In einem Erziehungsratgeber aus meiner Jugend stand der Satz „Der Wille des Kindes muss gebrochen werden“. Diese Überzeugung war ubiquitär, keineswegs nur in kirchlichen Kreisen. Dort war/ist Gehorsam Tugend und Ungehorsam Sünde, der Kadavergehorsam des heiligen Ignatius von Loyola wird/ wurde als vorbildlich gepriesen. Die hannoversche evangelisch-lutherische Landeskirche rechtfertigte 1946 mit Berufung auf die hl. Schrift und Luther, dass man nicht gegen den Nationalsozialismus rebelliert habe: Der nationalsozialistische Staat sei Obrigkeit im Sinne der Zwei-Reiche-Lehre gewesen und somit von der Kirche zu respektieren. Zwar sei er unchristlich gewesen, aber „(t)rotzdem haben wir ihr in äußeren Dingen den schuldigen Gehorsam erwiesen… Wir… glauben uns darin mit der Heiligen Schrift und der Lehre Martin Luthers in Einklang zu befinden.“ (zitiert nach Ronen Steinke, Fritz Bauer oder Auschwitz vor Gericht, , München, 52018, S. 145)
Am 10. Juli 1962 fand im Landtag von Rheinland-Pfalz eine Sitzung statt, in der es darum ging, zweitausend Exemplare eines Referats von Fritz Bauer zum Thema Rechtsradikalismus an Gymnasien und Berufsschulen zu verteilen.Der Kultusminister Dr.

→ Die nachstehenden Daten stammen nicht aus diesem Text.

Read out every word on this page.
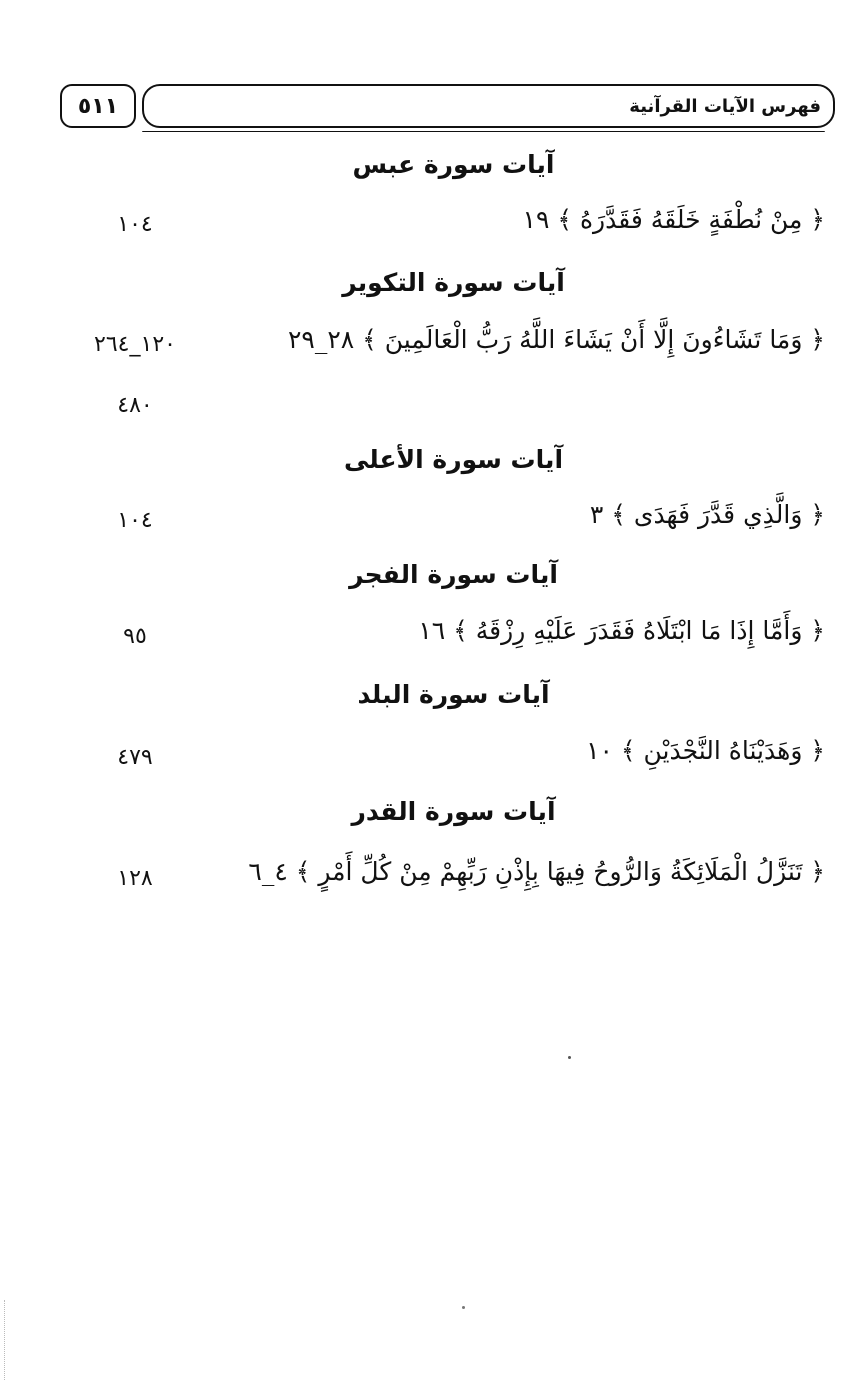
٥١١	فهرس الآيات القرآنية
آيات سورة عبس
﴿ مِنْ نُطْفَةٍ خَلَقَهُ فَقَدَّرَهُ ﴾ ١٩
١٠٤
آيات سورة التكوير
﴿ وَمَا تَشَاءُونَ إِلَّا أَنْ يَشَاءَ اللَّهُ رَبُّ الْعَالَمِينَ ﴾ ٢٨_٢٩
١٢٠_٢٦٤
٤٨٠
آيات سورة الأعلى
﴿ وَالَّذِي قَدَّرَ فَهَدَى ﴾ ٣
١٠٤
آيات سورة الفجر
﴿ وَأَمَّا إِذَا مَا ابْتَلَاهُ فَقَدَرَ عَلَيْهِ رِزْقَهُ ﴾ ١٦
٩٥
آيات سورة البلد
﴿ وَهَدَيْنَاهُ النَّجْدَيْنِ ﴾ ١٠
٤٧٩
آيات سورة القدر
﴿ تَنَزَّلُ الْمَلَائِكَةُ وَالرُّوحُ فِيهَا بِإِذْنِ رَبِّهِمْ مِنْ كُلِّ أَمْرٍ ﴾ ٤_٦
١٢٨
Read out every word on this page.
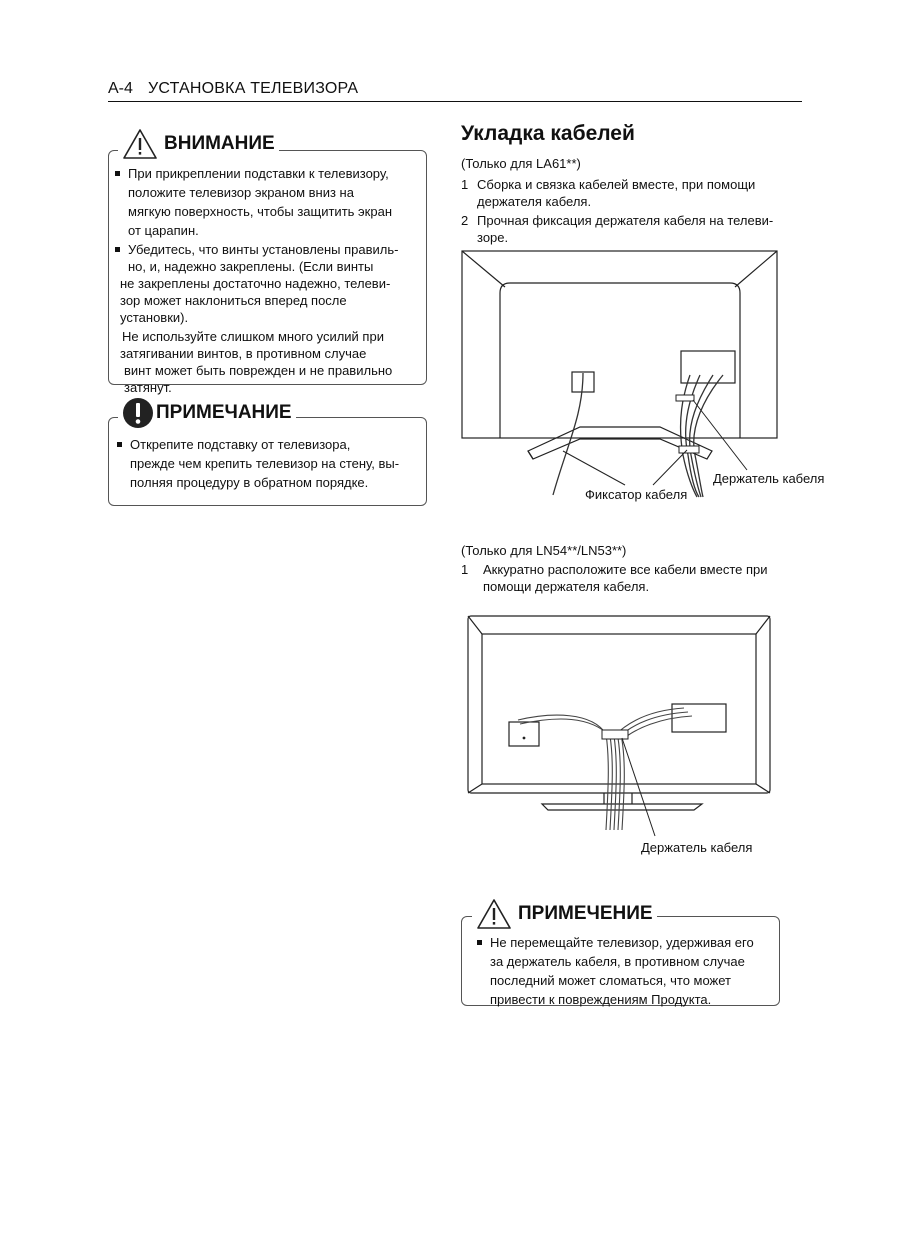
A-4 УСТАНОВКА ТЕЛЕВИЗОРА
ВНИМАНИЕ

При прикреплении подставки к телевизору,

положите телевизор экраном вниз на

мягкую поверхность, чтобы защитить экран

от царапин.

Убедитесь, что винты установлены правиль-

но, и, надежно закреплены. (Если винты

не закреплены достаточно надежно, телеви-

зор может наклониться вперед после

установки).

Не используйте слишком много усилий при

затягивании винтов, в противном случае

винт может быть поврежден и не правильно

затянут.

ПРИМЕЧАНИЕ

Открепите подставку от телевизора,

прежде чем крепить телевизор на стену, вы-

полняя процедуру в обратном порядке.

Укладка кабелей
(Только для LA61**)

1 Сборка и связка кабелей вместе, при помощи

держателя кабеля.

2 Прочная фиксация держателя кабеля на телеви-

зоре.

Фиксатор кабеля
Держатель кабеля
(Только для LN54**/LN53**)

1 Аккуратно расположите все кабели вместе при

помощи держателя кабеля.

Держатель кабеля
ПРИМЕЧЕНИЕ

Не перемещайте телевизор, удерживая его

за держатель кабеля, в противном случае

последний может сломаться, что может

привести к повреждениям Продукта.
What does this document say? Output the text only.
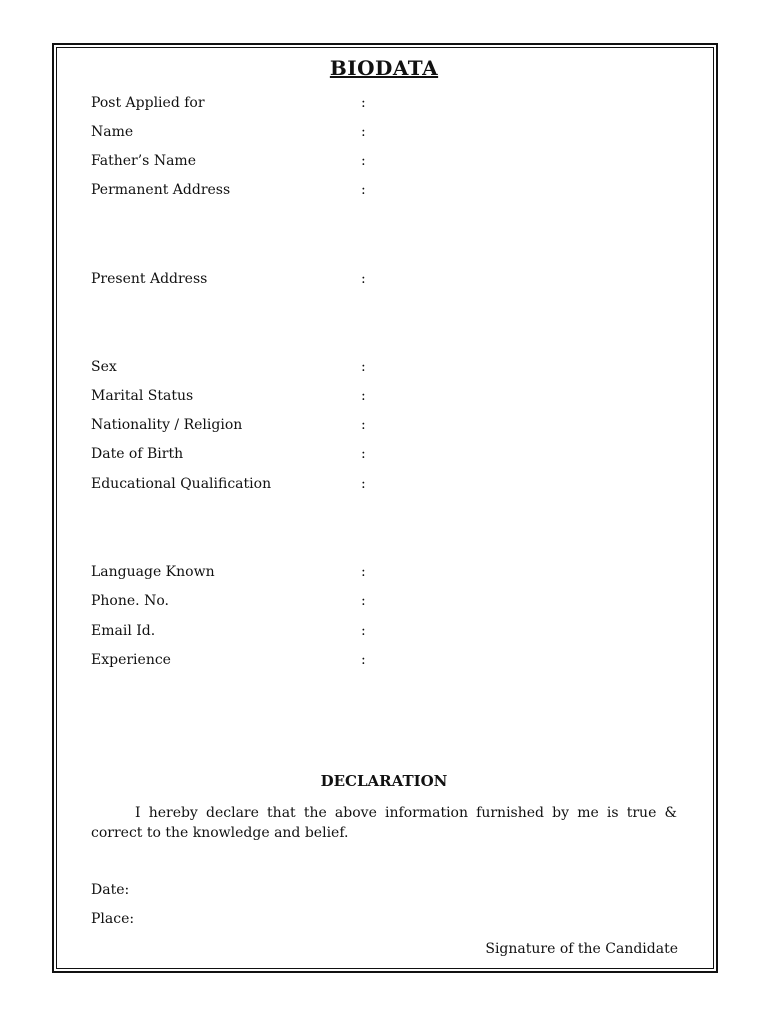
BIODATA
Post Applied for	:
Name	:
Father’s Name	:
Permanent Address	:
Present Address	:
Sex	:
Marital Status	:
Nationality / Religion	:
Date of Birth	:
Educational Qualification	:
Language Known	:
Phone. No.	:
Email Id.	:
Experience	:
DECLARATION
I hereby declare that the above information furnished by me is true & correct to the knowledge and belief.
Date:
Place:
Signature of the Candidate
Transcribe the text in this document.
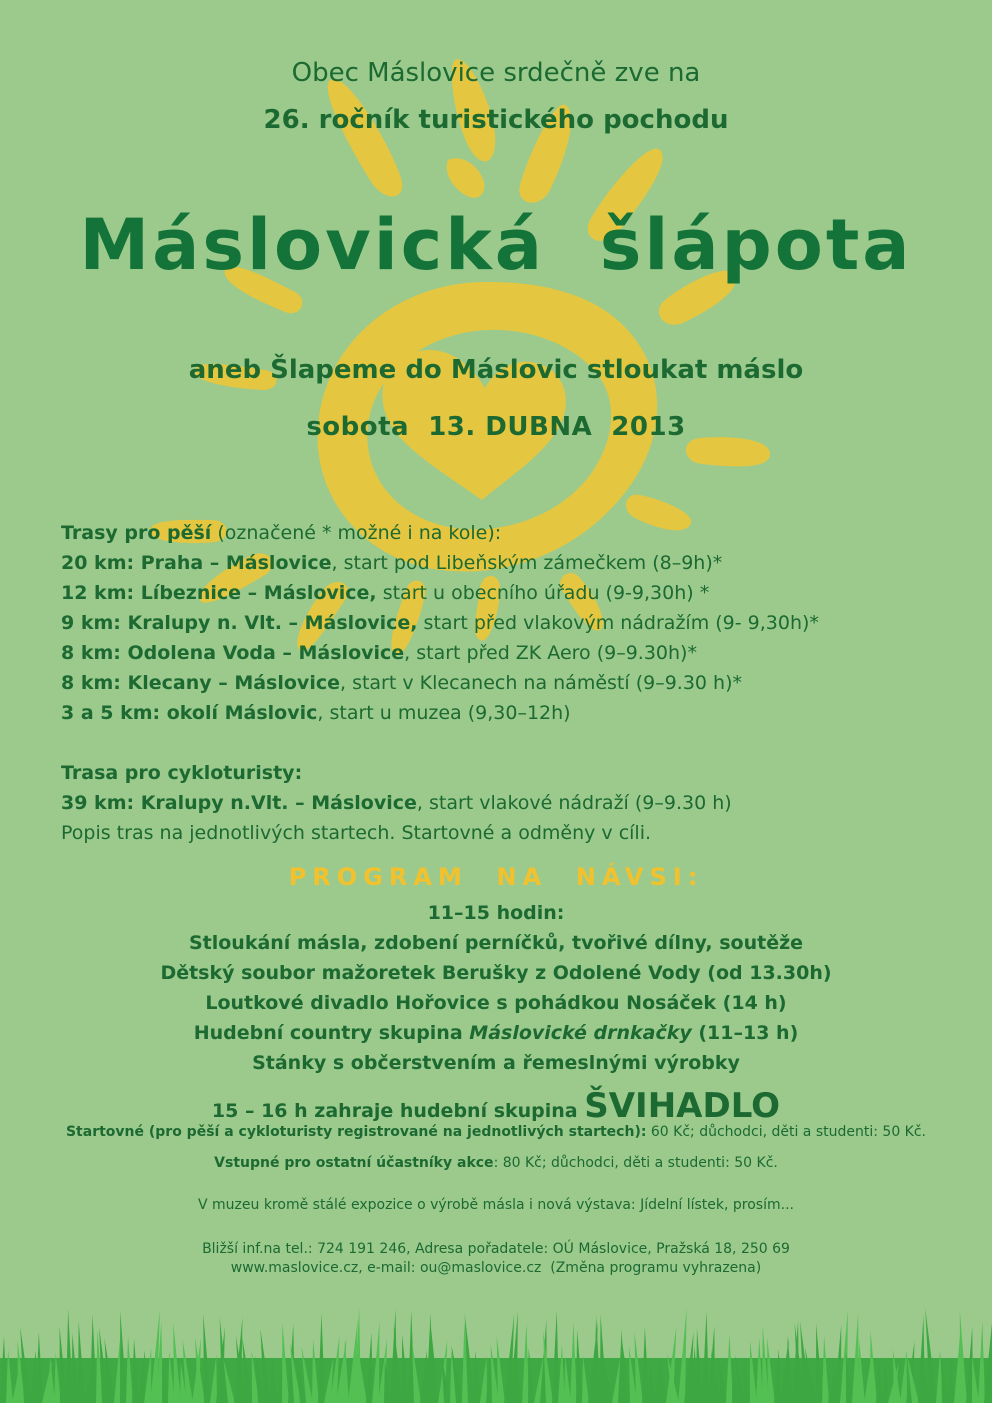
Obec Máslovice srdečně zve na
26. ročník turistického pochodu
Máslovická  šlápota
aneb Šlapeme do Máslovic stloukat máslo
sobota  13. DUBNA  2013
Trasy pro pěší (označené * možné i na kole):
20 km: Praha – Máslovice, start pod Libeňským zámečkem (8–9h)*
12 km: Líbeznice – Máslovice, start u obecního úřadu (9-9,30h) *
9 km: Kralupy n. Vlt. – Máslovice, start před vlakovým nádražím (9- 9,30h)*
8 km: Odolena Voda – Máslovice, start před ZK Aero (9–9.30h)*
8 km: Klecany – Máslovice, start v Klecanech na náměstí (9–9.30 h)*
3 a 5 km: okolí Máslovic, start u muzea (9,30–12h)
Trasa pro cykloturisty:
39 km: Kralupy n.Vlt. – Máslovice, start vlakové nádraží (9–9.30 h)
Popis tras na jednotlivých startech. Startovné a odměny v cíli.
PROGRAM  NA  NÁVSI:
11–15 hodin:
Stloukání másla, zdobení perníčků, tvořivé dílny, soutěže
Dětský soubor mažoretek Berušky z Odolené Vody (od 13.30h)
Loutkové divadlo Hořovice s pohádkou Nosáček (14 h)
Hudební country skupina Máslovické drnkačky (11–13 h)
Stánky s občerstvením a řemeslnými výrobky
15 – 16 h zahraje hudební skupina ŠVIHADLO
Startovné (pro pěší a cykloturisty registrované na jednotlivých startech): 60 Kč; důchodci, děti a studenti: 50 Kč.
Vstupné pro ostatní účastníky akce: 80 Kč; důchodci, děti a studenti: 50 Kč.
V muzeu kromě stálé expozice o výrobě másla i nová výstava: Jídelní lístek, prosím...
Bližší inf.na tel.: 724 191 246, Adresa pořadatele: OÚ Máslovice, Pražská 18, 250 69
www.maslovice.cz, e-mail: ou@maslovice.cz  (Změna programu vyhrazena)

Eduard Orth (CDU) begründete die Ablehnung und zitiert aus dr Broschüre Fritz Bauers: „Für den Zug zum Autoritären in der deutschen Geschichte sind eine ganze Reihe von Erziehungsmächten verantwortlich… Die Losung war: Sei untertn der Obrigkeit, und die Praxis bestand aus einer Verbindung von Thron und Altar. Philosophie, Ethik und Rechtslehre sind gleichfalls im Kielwasser des Autoritären geschwommen….Ws war das Erziehungsprodukt in Deutschland? Ein unfreier, selbstunsicherer, geduckter Mensch… Unsicher geworden, suchte er nach einem autoritären Halt. Um überhaupt leben zu können, benötigte er wie jemand, der des Laufens entwöhnt ist, Stütze und Stab. Wegweiser mußten da sein , die Väter, die das schwächliche Kind an der Hand nahmen und ihm Entcheidungen ersparten.“ Eher Rhetorisch fragt der Kultusminister: „Wollen wir… die vorliegende Schrift und die darin enthaltenen Fehlurteile an junge Menschen herantragen?“ Aber nein, natürlich nicht! Dem von Fritrz Bauer skizzierten partnerschaftlichen Erziehungsstil setzt er entgegen: „Ich muß Ihnen… in der Tat versichern, daß dieses hier gezeichnete Erziehungsideal keineswegs den Vorstellungen entspricht, die ich vom Wert der Familie und von der Würde familiärer Bindungen und Beziehungen habe. So sehr ich ich der Meinung bin, daß das Verhältnis zwischen Kund und Vater von Liebe, Vertrauen, von freundlichem.. Verstehen getragen sein soll, so sehr bin ich aber der Ansicht, daß auf Grund der Stellung des Vaters innerhalb der Familie von Gleichberechtigung und vor allem von dem Recht, über den Vater zu lachen, nicht die Rede sein kann… Erziehung – auch wenn Sie darüber den Kopf schütteln, meine Damen, darüber muß ich mich besonders wundern – braucht Autorität… Bei aller Notwendigkeit eines verständnsvollen Erziehens… bleibt der Vater Oberhaupt dr Familie…“
Die Verteilung der Broschüre an Schulen wurde untersagt. (Fritz Bauer, die Wurzeln des faschistischen und nationalsozialistischen Handelns, , Hamburg 2016, 87 -93)
Ja, es stimmt: Unterwerfung ist die Ursache, Macht ist die Konsequenz.
Und umgekehrt: Macht ist die Ursache und Unterwerfung die Konsequenz.
… Womit ich eigentlich dem von Heinz von Foerster vertretenen Prinzip der Zirkularität Rechnung getragen zu haben glaube.